“Jodiste a todas las personas que conociste y te importaban”.(Detective O´Hearne / Mark Addy)
‘El mundo según Barney’ (‘Barney´s Version’, 2010) se estrenó en España el pasado 18 de marzo, pero hasta este fin de semana no he tenido la oportunidad de verla. No hay problema en ir a ver ‘Torrente 4’, ‘Gnomeo y Julieta’, ‘Sin compromiso’ (‘No Strings Attached’) o ‘Esta abuela es mi padre’ (‘Big Mommas: Like Father, Like Son’), una cosa que se proyecta en 300 salas. Se anuncian en todas partes, están en todos los multicines, y en consecuencia, son las más taquilleras. No puedo estar más de acuerdo cuando mi compañero Jesús León dijo hace poco, en nuestro apartado de “respuestas”, que los distribuidores son unos cobardes. En general, lo son, sin duda alguna, semana tras semana lo demuestran. Pero ahí siguen, con sus absurdas campañas de marketing (esas títulos genialmente traducciones…) y constantes retrasos en los estrenos, atacando la piratería de forma mecánica y acaparando pantallas con productos que deben considerar ventas seguras; cine de consumo rápido, de usar y tirar, o cine basura si lo preferís, en cantidades más elevadas de las que el público puede soportar sin sufrir una indigestión. El negocio se va a pique, y nos piden salvarlo, compensar su torpeza.

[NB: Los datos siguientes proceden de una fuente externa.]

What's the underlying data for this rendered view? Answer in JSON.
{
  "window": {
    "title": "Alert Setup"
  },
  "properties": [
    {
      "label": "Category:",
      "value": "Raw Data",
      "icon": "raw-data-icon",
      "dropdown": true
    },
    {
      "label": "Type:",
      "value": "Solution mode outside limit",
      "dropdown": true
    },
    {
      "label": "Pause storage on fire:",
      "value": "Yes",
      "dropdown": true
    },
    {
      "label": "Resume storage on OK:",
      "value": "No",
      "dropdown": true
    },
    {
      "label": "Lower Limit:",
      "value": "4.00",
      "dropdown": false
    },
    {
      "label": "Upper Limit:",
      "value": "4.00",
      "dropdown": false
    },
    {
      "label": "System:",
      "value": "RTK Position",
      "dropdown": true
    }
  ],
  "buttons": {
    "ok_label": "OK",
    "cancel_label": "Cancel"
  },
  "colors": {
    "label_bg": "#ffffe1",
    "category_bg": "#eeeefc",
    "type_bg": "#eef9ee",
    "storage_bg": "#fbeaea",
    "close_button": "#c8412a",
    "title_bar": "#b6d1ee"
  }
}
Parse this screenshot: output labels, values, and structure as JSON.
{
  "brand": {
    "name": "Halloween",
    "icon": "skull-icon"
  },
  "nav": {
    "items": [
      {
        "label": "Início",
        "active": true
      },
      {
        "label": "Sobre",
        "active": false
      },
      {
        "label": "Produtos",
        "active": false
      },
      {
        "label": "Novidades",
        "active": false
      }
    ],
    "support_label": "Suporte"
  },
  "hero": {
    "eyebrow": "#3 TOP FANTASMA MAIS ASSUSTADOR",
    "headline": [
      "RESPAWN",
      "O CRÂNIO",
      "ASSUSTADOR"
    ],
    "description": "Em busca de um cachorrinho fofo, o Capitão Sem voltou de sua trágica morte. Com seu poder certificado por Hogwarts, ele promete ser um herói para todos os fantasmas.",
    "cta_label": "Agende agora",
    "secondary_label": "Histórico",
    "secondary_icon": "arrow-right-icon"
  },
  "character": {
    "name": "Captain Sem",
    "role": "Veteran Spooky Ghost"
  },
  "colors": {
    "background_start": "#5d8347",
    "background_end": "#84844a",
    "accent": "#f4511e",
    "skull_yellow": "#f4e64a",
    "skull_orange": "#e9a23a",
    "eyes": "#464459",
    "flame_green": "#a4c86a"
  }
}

Comparada con la mayoría de los estrenos que infectan las carteleras, os voy a hablar de una película sobresaliente. Por sí sola no lo es, pero al menos se nota que está hecha con humildad y esmero, con la única intención de narrar una peripecia de seres humanos cuyos aciertos y errores, cuyas destrezas y debilidades, pueden entretener, emocionar y hasta inspirar al espectador. Una película que se basa en algo tan sencillo como unos actores creyéndose una historia, aportando vida y verdad a sus personajes. Y eso hoy en día es tan raro, tristemente, que solo puedo recomendarla, con importantes matices. Ante todo, su mayor defecto es que dura demasiado. O dicho de otra manera, el realizador Richard J. Lewis, procedente de la televisión, fracasa con el ritmo de la película, patina con una estructura basada en episodios, en forma de flashbacks en la mente de un personaje ya viejo y enfermo, lleno de arrepentimiento, desesperado por arreglar los destrozos que ha causado en su vida. La gran tragedia es que no puede, hay cosas que no puede corregir, y además, ya es tarde.